In an email conversation with BleepingComputer, the group refuted rumors of a $9 million ransom that started on Reddit ​​​​​​and also sent proof that Southwire data was downloaded from their servers.

“We would like to point out that we noticed this article here. Indeed that was our work, but they say the price is 9 millions USD, this is not true,” they said.

“We do not know who spreads this rumors, the actual price for their network is 850 BTC which is about 6 million USD. We have attached some proofs of their data to this letter.”

One of Southwire’s employees working at the Rancho Cucamonga plant also shared the ransom note planted on the company’s encrypted systems.

Southwire ransom note
Southwire ransom note (/u/Dhiodos)

Maze ransomware’s operators have recently claimed a number of other attacks including one against the City of Pensacola, Florida, that came with a $1 million ransom, and another one that impacted security staffing firm Allied Universal that was asked to pay $2.3 million to have their network decrypted.

The Southwire ransomware attack

Southwire has been hit by the ransomware attack during early Monday and affected computing on a companywide basis.

The company’s IT staff started getting affected systems back online one day later according to an Atlanta Business Chronicle report. Southwire’s website is still down at the time this article was published.

“We immediately self-quarantined by shutting down the entire network,” Jason Pollard, vice president of Talent Acquisition and Communications for the wire manufacturer told the Chronicle.

“The incident did cause some disruption in our ability to make and ship our products,” he also added. When asked if the company reported the ransomware incident to law enforcement agencies, Pollard stated that Southwire is “considering all avenues that may assist us with this investigation.”

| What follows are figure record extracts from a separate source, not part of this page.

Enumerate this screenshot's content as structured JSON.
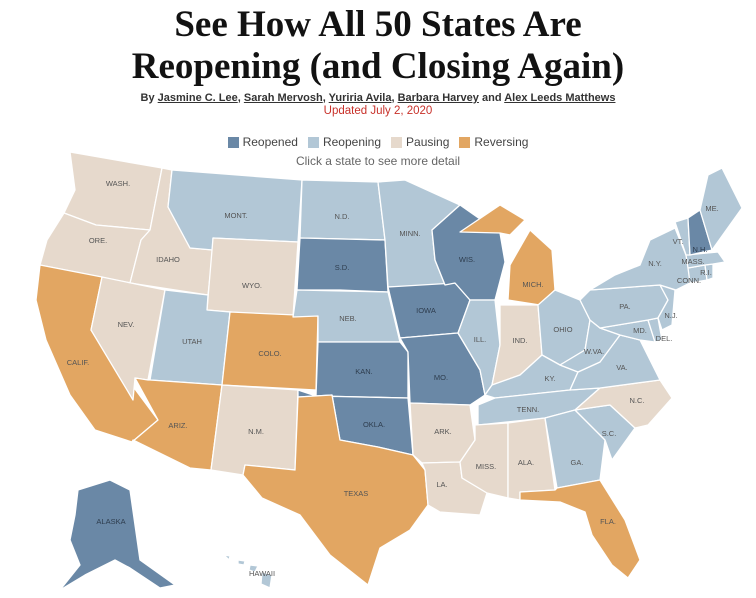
{
  "headline": {
    "line1": "See How All 50 States Are",
    "line2": "Reopening (and Closing Again)"
  },
  "byline": {
    "prefix": "By",
    "authors": [
      "Jasmine C. Lee",
      "Sarah Mervosh",
      "Yuriria Avila",
      "Barbara Harvey"
    ],
    "conjunction": "and",
    "last_author": "Alex Leeds Matthews"
  },
  "updated": "Updated July 2, 2020",
  "legend": [
    {
      "label": "Reopened",
      "color": "#6a88a6"
    },
    {
      "label": "Reopening",
      "color": "#b2c7d6"
    },
    {
      "label": "Pausing",
      "color": "#e6d9cc"
    },
    {
      "label": "Reversing",
      "color": "#e2a662"
    }
  ],
  "hint": "Click a state to see more detail",
  "status_colors": {
    "reopened": "#6a88a6",
    "reopening": "#b2c7d6",
    "pausing": "#e6d9cc",
    "reversing": "#e2a662"
  },
  "states": {
    "wa": {
      "label": "WASH.",
      "status": "pausing"
    },
    "or": {
      "label": "ORE.",
      "status": "pausing"
    },
    "ca": {
      "label": "CALIF.",
      "status": "reversing"
    },
    "id": {
      "label": "IDAHO",
      "status": "pausing"
    },
    "nv": {
      "label": "NEV.",
      "status": "pausing"
    },
    "mt": {
      "label": "MONT.",
      "status": "reopening"
    },
    "wy": {
      "label": "WYO.",
      "status": "pausing"
    },
    "ut": {
      "label": "UTAH",
      "status": "reopening"
    },
    "az": {
      "label": "ARIZ.",
      "status": "reversing"
    },
    "co": {
      "label": "COLO.",
      "status": "reversing"
    },
    "nm": {
      "label": "N.M.",
      "status": "pausing"
    },
    "nd": {
      "label": "N.D.",
      "status": "reopening"
    },
    "sd": {
      "label": "S.D.",
      "status": "reopened"
    },
    "ne": {
      "label": "NEB.",
      "status": "reopening"
    },
    "ks": {
      "label": "KAN.",
      "status": "reopened"
    },
    "ok": {
      "label": "OKLA.",
      "status": "reopened"
    },
    "tx": {
      "label": "TEXAS",
      "status": "reversing"
    },
    "mn": {
      "label": "MINN.",
      "status": "reopening"
    },
    "ia": {
      "label": "IOWA",
      "status": "reopened"
    },
    "mo": {
      "label": "MO.",
      "status": "reopened"
    },
    "ar": {
      "label": "ARK.",
      "status": "pausing"
    },
    "la": {
      "label": "LA.",
      "status": "pausing"
    },
    "wi": {
      "label": "WIS.",
      "status": "reopened"
    },
    "il": {
      "label": "ILL.",
      "status": "reopening"
    },
    "mi": {
      "label": "MICH.",
      "status": "reversing"
    },
    "in": {
      "label": "IND.",
      "status": "pausing"
    },
    "oh": {
      "label": "OHIO",
      "status": "reopening"
    },
    "ky": {
      "label": "KY.",
      "status": "reopening"
    },
    "tn": {
      "label": "TENN.",
      "status": "reopening"
    },
    "ms": {
      "label": "MISS.",
      "status": "pausing"
    },
    "al": {
      "label": "ALA.",
      "status": "pausing"
    },
    "ga": {
      "label": "GA.",
      "status": "reopening"
    },
    "fl": {
      "label": "FLA.",
      "status": "reversing"
    },
    "sc": {
      "label": "S.C.",
      "status": "reopening"
    },
    "nc": {
      "label": "N.C.",
      "status": "pausing"
    },
    "va": {
      "label": "VA.",
      "status": "reopening"
    },
    "wv": {
      "label": "W.VA.",
      "status": "reopening"
    },
    "md": {
      "label": "MD.",
      "status": "reopening"
    },
    "de": {
      "label": "DEL.",
      "status": "reopening"
    },
    "pa": {
      "label": "PA.",
      "status": "reopening"
    },
    "nj": {
      "label": "N.J.",
      "status": "reopening"
    },
    "ny": {
      "label": "N.Y.",
      "status": "reopening"
    },
    "ct": {
      "label": "CONN.",
      "status": "reopening"
    },
    "ri": {
      "label": "R.I.",
      "status": "reopening"
    },
    "ma": {
      "label": "MASS.",
      "status": "reopening"
    },
    "vt": {
      "label": "VT.",
      "status": "reopening"
    },
    "nh": {
      "label": "N.H.",
      "status": "reopened"
    },
    "me": {
      "label": "ME.",
      "status": "reopening"
    },
    "ak": {
      "label": "ALASKA",
      "status": "reopened"
    },
    "hi": {
      "label": "HAWAII",
      "status": "reopening"
    }
  }
}
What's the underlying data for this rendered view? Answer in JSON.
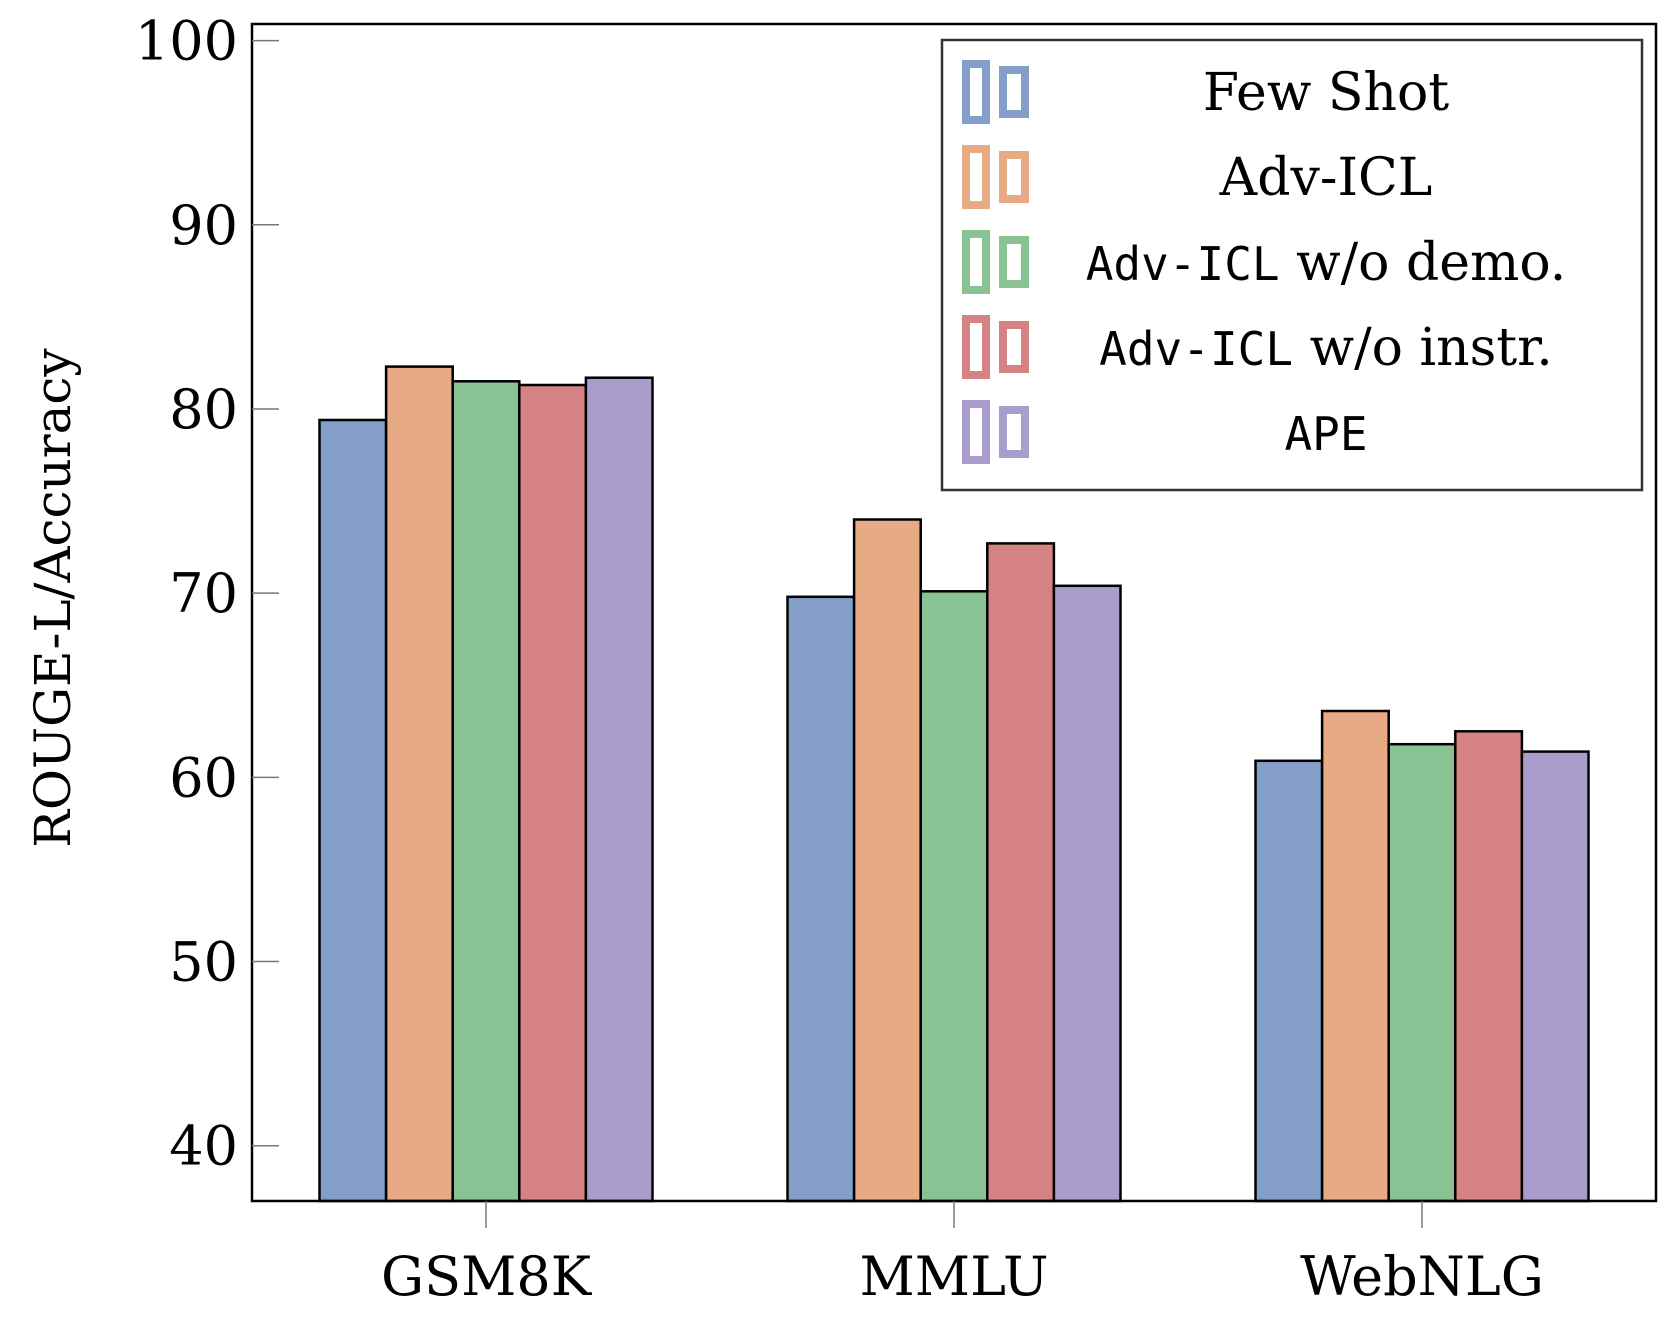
{
  "chart_data": {
    "type": "bar",
    "ylabel": "ROUGE-L/Accuracy",
    "xlabel": "",
    "categories": [
      "GSM8K",
      "MMLU",
      "WebNLG"
    ],
    "ylim": [
      37.0,
      100.9
    ],
    "yticks": [
      40,
      50,
      60,
      70,
      80,
      90,
      100
    ],
    "grid": false,
    "legend": "top-right",
    "series": [
      {
        "name": "Few Shot",
        "legend_parts": [
          {
            "text": "Few Shot",
            "mono": false
          }
        ],
        "color": "#839FC9",
        "values": [
          79.4,
          69.8,
          60.9
        ]
      },
      {
        "name": "Adv-ICL",
        "legend_parts": [
          {
            "text": "Adv-ICL",
            "mono": false
          }
        ],
        "color": "#E8A985",
        "values": [
          82.3,
          74.0,
          63.6
        ]
      },
      {
        "name": "Adv-ICL w/o demo.",
        "legend_parts": [
          {
            "text": "Adv-ICL",
            "mono": true
          },
          {
            "text": " w/o demo.",
            "mono": false
          }
        ],
        "color": "#8AC393",
        "values": [
          81.5,
          70.1,
          61.8
        ]
      },
      {
        "name": "Adv-ICL w/o instr.",
        "legend_parts": [
          {
            "text": "Adv-ICL",
            "mono": true
          },
          {
            "text": " w/o instr.",
            "mono": false
          }
        ],
        "color": "#D48284",
        "values": [
          81.3,
          72.7,
          62.5
        ]
      },
      {
        "name": "APE",
        "legend_parts": [
          {
            "text": "APE",
            "mono": true
          }
        ],
        "color": "#A89DCB",
        "values": [
          81.7,
          70.4,
          61.4
        ]
      }
    ]
  }
}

The safety of our employees, the quality of our products and our commitment to our customers are critically important to us. Today, we’re bringing critical systems back online, prioritizing manufacturing and shipping functions that enable us to create and send product to our customers. We are dedicated to restoring all systems and bringing all of our employees back to work as safely and as quickly as possible. – Pollard

Southwire has more than 7,500 employees and it had a revenue of $6.1 billion in 2018, topping the previous $5.5 billion from 2017. The wire manufacturer is also on Forbes’ list of America’s largest private companies.

BleepingComputer also reached out to Southwire for additional details regarding the attack but had not heard back at the time of this publication. This article will be updated with updated info when a response is received.